Ms Sellings said that men have always been welcome and a few have dipped in and out over the years.
‘Every now and then a fella comes along but they don’t seem to last too long. I don’t think they like taking orders from me,’ she joked.
We feel empowered that we can look after ourselves
The group of firefighters has been praised by Victoria’s Country Fire Authority.
The assistant chief fire officer for the south-east region, Trevor Owen, said it was important that brigades represent their local communities.
He told the ABC: ‘The CFA is made up of some 1,220 brigades.
‘It’s great to have local community interest in their local brigade because they know their own local community and the members within that.
‘Lake Tyers Trust is a really encouraging and successful brigade for us.’
It comes as Victorians are being told to heed of ‘life or death’ warnings as extreme fire danger returns to bushfire-ravaged regions on Friday.
Calm and mild weather conditions on Thursday will give way to extreme fire danger on Friday, and authorities are urging people to brace for danger.
Premier Daniel Andrews warned people to stay alert because Thursday was likely be the last day of respite for fire-ravaged eastern Victoria.
‘Messages will be sent out Thursday and Friday this week.
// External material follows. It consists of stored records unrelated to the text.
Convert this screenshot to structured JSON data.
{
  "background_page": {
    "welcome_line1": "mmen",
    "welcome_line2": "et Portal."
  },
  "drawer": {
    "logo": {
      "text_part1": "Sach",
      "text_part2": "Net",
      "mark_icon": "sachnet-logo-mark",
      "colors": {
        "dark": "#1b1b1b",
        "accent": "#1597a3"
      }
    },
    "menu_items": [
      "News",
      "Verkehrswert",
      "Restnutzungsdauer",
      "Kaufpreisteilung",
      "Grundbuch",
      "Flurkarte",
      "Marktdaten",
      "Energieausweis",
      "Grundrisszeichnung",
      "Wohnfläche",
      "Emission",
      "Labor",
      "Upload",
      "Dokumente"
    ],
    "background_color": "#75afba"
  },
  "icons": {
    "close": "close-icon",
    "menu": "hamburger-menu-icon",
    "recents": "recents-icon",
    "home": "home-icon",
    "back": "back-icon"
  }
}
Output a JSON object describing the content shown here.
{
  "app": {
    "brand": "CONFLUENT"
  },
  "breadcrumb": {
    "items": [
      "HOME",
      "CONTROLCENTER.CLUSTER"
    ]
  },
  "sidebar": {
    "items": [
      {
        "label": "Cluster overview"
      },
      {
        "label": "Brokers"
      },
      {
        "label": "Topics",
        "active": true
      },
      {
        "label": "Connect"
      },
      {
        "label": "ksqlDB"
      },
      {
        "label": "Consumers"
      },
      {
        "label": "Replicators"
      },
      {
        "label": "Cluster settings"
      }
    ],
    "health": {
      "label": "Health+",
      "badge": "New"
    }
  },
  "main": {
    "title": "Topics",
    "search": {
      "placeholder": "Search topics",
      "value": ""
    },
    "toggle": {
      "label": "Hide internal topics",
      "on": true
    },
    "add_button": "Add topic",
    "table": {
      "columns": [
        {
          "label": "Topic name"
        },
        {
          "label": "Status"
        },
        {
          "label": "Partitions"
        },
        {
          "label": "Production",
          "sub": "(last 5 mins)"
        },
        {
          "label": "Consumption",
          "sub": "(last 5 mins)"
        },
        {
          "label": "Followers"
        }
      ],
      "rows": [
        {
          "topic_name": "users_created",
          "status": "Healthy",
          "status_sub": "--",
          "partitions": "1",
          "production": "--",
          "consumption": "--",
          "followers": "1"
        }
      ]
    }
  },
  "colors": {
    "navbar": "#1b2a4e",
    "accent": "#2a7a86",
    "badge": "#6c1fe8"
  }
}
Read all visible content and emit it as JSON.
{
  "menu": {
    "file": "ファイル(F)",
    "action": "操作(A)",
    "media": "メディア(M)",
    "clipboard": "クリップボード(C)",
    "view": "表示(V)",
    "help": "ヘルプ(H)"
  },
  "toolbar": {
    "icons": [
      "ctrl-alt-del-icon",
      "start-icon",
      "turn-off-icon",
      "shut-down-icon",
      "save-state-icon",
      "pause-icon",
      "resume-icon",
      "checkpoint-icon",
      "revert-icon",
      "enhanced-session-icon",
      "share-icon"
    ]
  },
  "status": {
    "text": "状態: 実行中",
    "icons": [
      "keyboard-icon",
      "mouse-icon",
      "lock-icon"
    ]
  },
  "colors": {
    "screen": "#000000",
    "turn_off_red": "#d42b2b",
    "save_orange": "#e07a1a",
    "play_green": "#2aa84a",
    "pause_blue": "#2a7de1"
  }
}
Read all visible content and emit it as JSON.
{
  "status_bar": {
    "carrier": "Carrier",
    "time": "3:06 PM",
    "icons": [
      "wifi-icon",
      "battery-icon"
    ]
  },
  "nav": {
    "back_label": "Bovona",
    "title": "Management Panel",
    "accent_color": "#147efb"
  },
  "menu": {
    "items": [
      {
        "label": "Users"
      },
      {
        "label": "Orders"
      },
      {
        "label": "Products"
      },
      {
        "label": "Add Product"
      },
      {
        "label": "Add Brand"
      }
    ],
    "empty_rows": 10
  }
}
They are about life and death, and people need to remain vigilant,’ Mr Andrews said on Tuesday.
‘This is not over by a long shot.’
The Bureau of Meteorology on Wednesday issued an extreme fire danger warning for the north of the state on Friday, with a severe warning for the Mallee and northeast districts.
Temperatures nearing 40C are also forecast in some areas on Friday, along with northerly winds, ahead of a change in the afternoon.
People in Carboor and surrounding areas in the state’s northeast were advised to leave late on Wednesday as spot fires from an out-of-control bushfire headed towards homes.
Earlier on Wednesday, Emergency Services Minister Lisa Neville had stressed that people in fire-affected areas should leave before fire conditions worsen.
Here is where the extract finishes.